Here is an explanation of cognitive load theory. This was taken from a recent publication of mine:
Pastore, R. (2012). The effects of time-compressed instruction and redundancy on learning and learners’ perceptions of cognitive load. Computers & Education, 58(1), 641-651.
Cognitive load refers to the informational load that is being processed in working memory (Van, Paas, & Sweller, 2010). Cognitive load theory explains that there is a certain amount of information that can be processed in working memory at one time without overloading processing capacity. Thus, when cognitive load is increased beyond our working memory capacity, learning is depressed. Initial research on cognitive load stems from the information processing theory, which explains that we have a limited short term or working memory and an unlimited long-term memory (Brünken, Plass, & Leutner, 2003). Miller (1956) explains that the mind can store seven units of information, plus or minus two units depending on how meaningful they are to the learner, at one time in our working memory without exceeding processing capacity.

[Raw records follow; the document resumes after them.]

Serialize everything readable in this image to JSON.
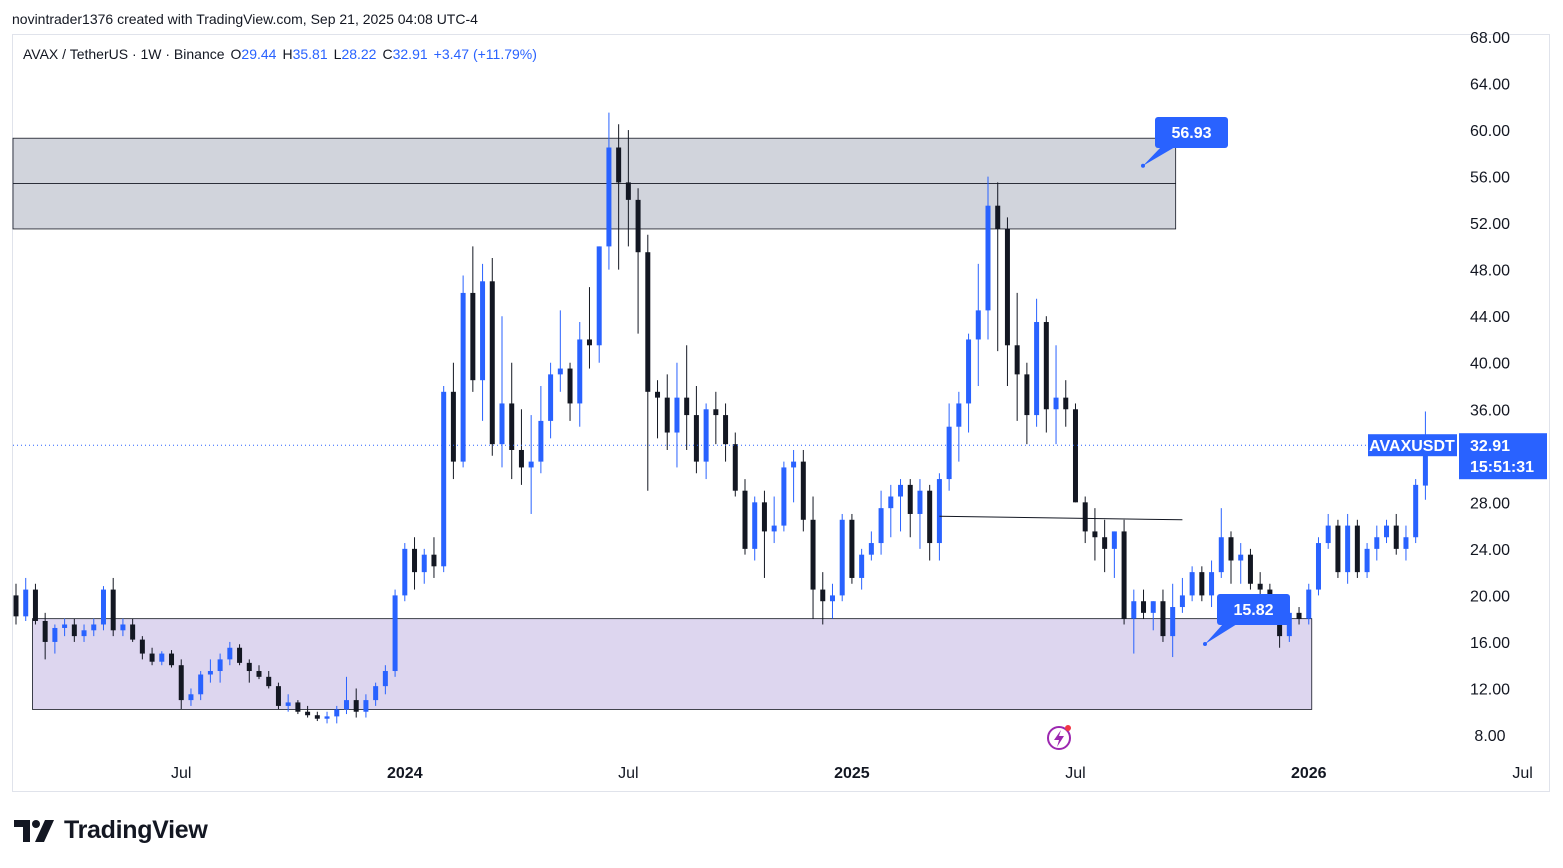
{
  "header": {
    "credit": "novintrader1376 created with TradingView.com, Sep 21, 2025 04:08 UTC-4"
  },
  "legend": {
    "symbol": "AVAX / TetherUS · 1W · Binance",
    "o_label": "O",
    "o": "29.44",
    "h_label": "H",
    "h": "35.81",
    "l_label": "L",
    "l": "28.22",
    "c_label": "C",
    "c": "32.91",
    "change": "+3.47 (+11.79%)"
  },
  "price_tag": {
    "symbol": "AVAXUSDT",
    "price": "32.91",
    "countdown": "15:51:31"
  },
  "targets": [
    {
      "label": "56.93",
      "value": 56.93
    },
    {
      "label": "15.82",
      "value": 15.82
    }
  ],
  "zones": [
    {
      "name": "supply-zone",
      "from": 51.5,
      "to": 59.3,
      "mid": 55.4,
      "start": 0,
      "end": 119,
      "color": "#d1d4dc"
    },
    {
      "name": "demand-zone",
      "from": 10.2,
      "to": 18.0,
      "start": 2,
      "end": 133,
      "color": "#ddd6ef"
    }
  ],
  "trendline": {
    "start": 95,
    "y1": 26.8,
    "end": 120,
    "y2": 26.5
  },
  "footer": {
    "brand": "TradingView"
  },
  "colors": {
    "up": "#2962ff",
    "down": "#131722",
    "price_line": "#2962ff",
    "target": "#2962ff"
  },
  "chart_data": {
    "type": "candlestick",
    "timeframe": "1W",
    "y_ticks": [
      "8.00",
      "12.00",
      "16.00",
      "20.00",
      "24.00",
      "28.00",
      "32.00",
      "36.00",
      "40.00",
      "44.00",
      "48.00",
      "52.00",
      "56.00",
      "60.00",
      "64.00",
      "68.00"
    ],
    "x_ticks": [
      {
        "label": "Jul",
        "bar": 17,
        "bold": false
      },
      {
        "label": "2024",
        "bar": 40,
        "bold": true
      },
      {
        "label": "Jul",
        "bar": 63,
        "bold": false
      },
      {
        "label": "2025",
        "bar": 86,
        "bold": true
      },
      {
        "label": "Jul",
        "bar": 109,
        "bold": false
      },
      {
        "label": "2026",
        "bar": 133,
        "bold": true
      },
      {
        "label": "Jul",
        "bar": 155,
        "bold": false
      }
    ],
    "ylim": [
      5.5,
      69
    ],
    "last_price": 32.91,
    "candles": [
      [
        20.0,
        21.0,
        17.5,
        18.2
      ],
      [
        18.2,
        21.5,
        17.8,
        20.5
      ],
      [
        20.5,
        21.0,
        17.5,
        17.8
      ],
      [
        17.8,
        18.5,
        14.5,
        16.0
      ],
      [
        16.0,
        17.5,
        15.0,
        17.2
      ],
      [
        17.2,
        18.0,
        16.5,
        17.5
      ],
      [
        17.5,
        18.0,
        16.0,
        16.5
      ],
      [
        16.5,
        17.5,
        16.0,
        17.0
      ],
      [
        17.0,
        18.0,
        16.5,
        17.5
      ],
      [
        17.5,
        20.8,
        17.0,
        20.5
      ],
      [
        20.5,
        21.5,
        16.5,
        17.0
      ],
      [
        17.0,
        18.0,
        16.5,
        17.5
      ],
      [
        17.5,
        18.0,
        16.0,
        16.2
      ],
      [
        16.2,
        16.5,
        14.5,
        15.0
      ],
      [
        15.0,
        15.5,
        14.0,
        14.3
      ],
      [
        14.3,
        15.2,
        14.0,
        15.0
      ],
      [
        15.0,
        15.3,
        13.8,
        14.0
      ],
      [
        14.0,
        14.5,
        10.2,
        11.0
      ],
      [
        11.0,
        12.0,
        10.5,
        11.5
      ],
      [
        11.5,
        13.5,
        11.0,
        13.2
      ],
      [
        13.2,
        14.5,
        12.5,
        13.5
      ],
      [
        13.5,
        15.0,
        12.5,
        14.5
      ],
      [
        14.5,
        16.0,
        14.0,
        15.5
      ],
      [
        15.5,
        15.8,
        14.0,
        14.2
      ],
      [
        14.2,
        14.5,
        12.5,
        13.5
      ],
      [
        13.5,
        14.0,
        12.8,
        13.0
      ],
      [
        13.0,
        13.5,
        12.0,
        12.2
      ],
      [
        12.2,
        12.5,
        10.2,
        10.5
      ],
      [
        10.5,
        11.5,
        10.0,
        10.8
      ],
      [
        10.8,
        11.0,
        9.8,
        10.0
      ],
      [
        10.0,
        10.5,
        9.5,
        9.7
      ],
      [
        9.7,
        10.0,
        9.2,
        9.4
      ],
      [
        9.4,
        10.0,
        9.0,
        9.6
      ],
      [
        9.6,
        10.5,
        9.0,
        10.2
      ],
      [
        10.2,
        13.0,
        9.8,
        11.0
      ],
      [
        11.0,
        12.0,
        9.5,
        10.0
      ],
      [
        10.0,
        11.5,
        9.5,
        11.0
      ],
      [
        11.0,
        12.5,
        10.5,
        12.2
      ],
      [
        12.2,
        14.0,
        11.5,
        13.5
      ],
      [
        13.5,
        20.5,
        13.0,
        20.0
      ],
      [
        20.0,
        24.5,
        19.5,
        24.0
      ],
      [
        24.0,
        25.0,
        20.5,
        22.0
      ],
      [
        22.0,
        24.0,
        21.0,
        23.5
      ],
      [
        23.5,
        25.0,
        21.5,
        22.5
      ],
      [
        22.5,
        38.0,
        22.0,
        37.5
      ],
      [
        37.5,
        40.0,
        30.0,
        31.5
      ],
      [
        31.5,
        47.5,
        31.0,
        46.0
      ],
      [
        46.0,
        50.0,
        37.5,
        38.5
      ],
      [
        38.5,
        48.5,
        35.0,
        47.0
      ],
      [
        47.0,
        49.0,
        32.0,
        33.0
      ],
      [
        33.0,
        44.0,
        31.0,
        36.5
      ],
      [
        36.5,
        40.0,
        30.0,
        32.5
      ],
      [
        32.5,
        36.0,
        29.5,
        31.0
      ],
      [
        31.0,
        35.5,
        27.0,
        31.5
      ],
      [
        31.5,
        38.0,
        30.5,
        35.0
      ],
      [
        35.0,
        40.0,
        33.5,
        39.0
      ],
      [
        39.0,
        44.5,
        37.5,
        39.5
      ],
      [
        39.5,
        40.0,
        35.0,
        36.5
      ],
      [
        36.5,
        43.5,
        34.5,
        42.0
      ],
      [
        42.0,
        46.5,
        39.5,
        41.5
      ],
      [
        41.5,
        50.0,
        40.0,
        50.0
      ],
      [
        50.0,
        61.5,
        48.0,
        58.5
      ],
      [
        58.5,
        60.5,
        48.0,
        55.5
      ],
      [
        55.5,
        60.0,
        50.0,
        54.0
      ],
      [
        54.0,
        55.0,
        42.5,
        49.5
      ],
      [
        49.5,
        51.0,
        29.0,
        37.5
      ],
      [
        37.5,
        38.5,
        33.5,
        37.0
      ],
      [
        37.0,
        39.0,
        32.5,
        34.0
      ],
      [
        34.0,
        40.0,
        31.0,
        37.0
      ],
      [
        37.0,
        41.5,
        32.5,
        35.5
      ],
      [
        35.5,
        38.0,
        30.5,
        31.5
      ],
      [
        31.5,
        36.5,
        30.0,
        36.0
      ],
      [
        36.0,
        37.5,
        33.0,
        35.5
      ],
      [
        35.5,
        36.5,
        31.5,
        33.0
      ],
      [
        33.0,
        34.0,
        28.5,
        29.0
      ],
      [
        29.0,
        30.0,
        23.5,
        24.0
      ],
      [
        24.0,
        28.5,
        23.0,
        28.0
      ],
      [
        28.0,
        29.0,
        21.5,
        25.5
      ],
      [
        25.5,
        28.5,
        24.5,
        26.0
      ],
      [
        26.0,
        31.5,
        25.5,
        31.0
      ],
      [
        31.0,
        32.5,
        28.0,
        31.5
      ],
      [
        31.5,
        32.5,
        25.5,
        26.5
      ],
      [
        26.5,
        28.5,
        18.0,
        20.5
      ],
      [
        20.5,
        22.0,
        17.5,
        19.5
      ],
      [
        19.5,
        21.0,
        18.0,
        20.0
      ],
      [
        20.0,
        27.0,
        19.5,
        26.5
      ],
      [
        26.5,
        27.0,
        21.0,
        21.5
      ],
      [
        21.5,
        24.0,
        20.5,
        23.5
      ],
      [
        23.5,
        25.5,
        23.0,
        24.5
      ],
      [
        24.5,
        29.0,
        23.5,
        27.5
      ],
      [
        27.5,
        29.5,
        25.0,
        28.5
      ],
      [
        28.5,
        30.0,
        25.5,
        29.5
      ],
      [
        29.5,
        30.0,
        25.0,
        27.0
      ],
      [
        27.0,
        30.0,
        24.0,
        29.0
      ],
      [
        29.0,
        29.5,
        23.0,
        24.5
      ],
      [
        24.5,
        30.5,
        23.0,
        30.0
      ],
      [
        30.0,
        36.5,
        29.0,
        34.5
      ],
      [
        34.5,
        37.5,
        31.5,
        36.5
      ],
      [
        36.5,
        42.5,
        34.0,
        42.0
      ],
      [
        42.0,
        48.5,
        38.0,
        44.5
      ],
      [
        44.5,
        56.0,
        42.0,
        53.5
      ],
      [
        53.5,
        55.5,
        41.0,
        51.5
      ],
      [
        51.5,
        52.5,
        38.0,
        41.5
      ],
      [
        41.5,
        46.0,
        35.0,
        39.0
      ],
      [
        39.0,
        40.0,
        33.0,
        35.5
      ],
      [
        35.5,
        45.5,
        34.5,
        43.5
      ],
      [
        43.5,
        44.0,
        34.0,
        36.0
      ],
      [
        36.0,
        41.5,
        33.0,
        37.0
      ],
      [
        37.0,
        38.5,
        34.5,
        36.0
      ],
      [
        36.0,
        36.5,
        28.0,
        28.0
      ],
      [
        28.0,
        28.5,
        24.5,
        25.5
      ],
      [
        25.5,
        27.5,
        23.0,
        25.0
      ],
      [
        25.0,
        26.5,
        22.0,
        24.0
      ],
      [
        24.0,
        25.5,
        21.5,
        25.5
      ],
      [
        25.5,
        26.5,
        17.5,
        18.0
      ],
      [
        18.0,
        20.5,
        15.0,
        19.5
      ],
      [
        19.5,
        20.5,
        18.0,
        18.5
      ],
      [
        18.5,
        19.5,
        17.0,
        19.5
      ],
      [
        19.5,
        20.5,
        16.0,
        16.5
      ],
      [
        16.5,
        21.0,
        14.7,
        19.0
      ],
      [
        19.0,
        21.5,
        18.5,
        20.0
      ],
      [
        20.0,
        22.5,
        19.5,
        22.0
      ],
      [
        22.0,
        22.5,
        19.5,
        20.0
      ],
      [
        20.0,
        23.0,
        19.0,
        22.0
      ],
      [
        22.0,
        27.5,
        21.5,
        25.0
      ],
      [
        25.0,
        25.5,
        21.0,
        23.0
      ],
      [
        23.0,
        24.5,
        21.0,
        23.5
      ],
      [
        23.5,
        24.0,
        20.5,
        21.0
      ],
      [
        21.0,
        22.0,
        18.5,
        20.5
      ],
      [
        20.5,
        21.0,
        18.0,
        18.5
      ],
      [
        18.5,
        20.0,
        15.5,
        16.5
      ],
      [
        16.5,
        19.0,
        16.0,
        18.5
      ],
      [
        18.5,
        19.0,
        17.5,
        18.0
      ],
      [
        18.0,
        21.0,
        17.5,
        20.5
      ],
      [
        20.5,
        25.0,
        20.0,
        24.5
      ],
      [
        24.5,
        27.0,
        24.0,
        26.0
      ],
      [
        26.0,
        26.5,
        21.5,
        22.0
      ],
      [
        22.0,
        27.0,
        21.0,
        26.0
      ],
      [
        26.0,
        26.5,
        21.5,
        22.0
      ],
      [
        22.0,
        24.5,
        21.5,
        24.0
      ],
      [
        24.0,
        26.0,
        23.0,
        25.0
      ],
      [
        25.0,
        26.5,
        24.5,
        26.0
      ],
      [
        26.0,
        27.0,
        23.5,
        24.0
      ],
      [
        24.0,
        26.0,
        23.0,
        25.0
      ],
      [
        25.0,
        30.0,
        24.5,
        29.5
      ],
      [
        29.44,
        35.81,
        28.22,
        32.91
      ]
    ]
  }
}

Cognitive load is comprised of three types of load that are referred to as extraneous, intrinsic, and germane (Sweller, 2010; see also Künsting, Wirth, & Paas, 2011). Each of these types affects learning separately. Extraneous cognitive load is affected by the design of the instruction. This type of load suggests that irrelevant information results in high cognitive processing. So reducing irrelevant activities will reduce cognitive load and increase comprehension. Intrinsic cognitive load is affected by high element interactivity, such that information that is hard for the learners to interpret increases cognitive load. Germane cognitive load refers to load that is generated by instructional activities that lead to schema development and automation (Mayer, 2005).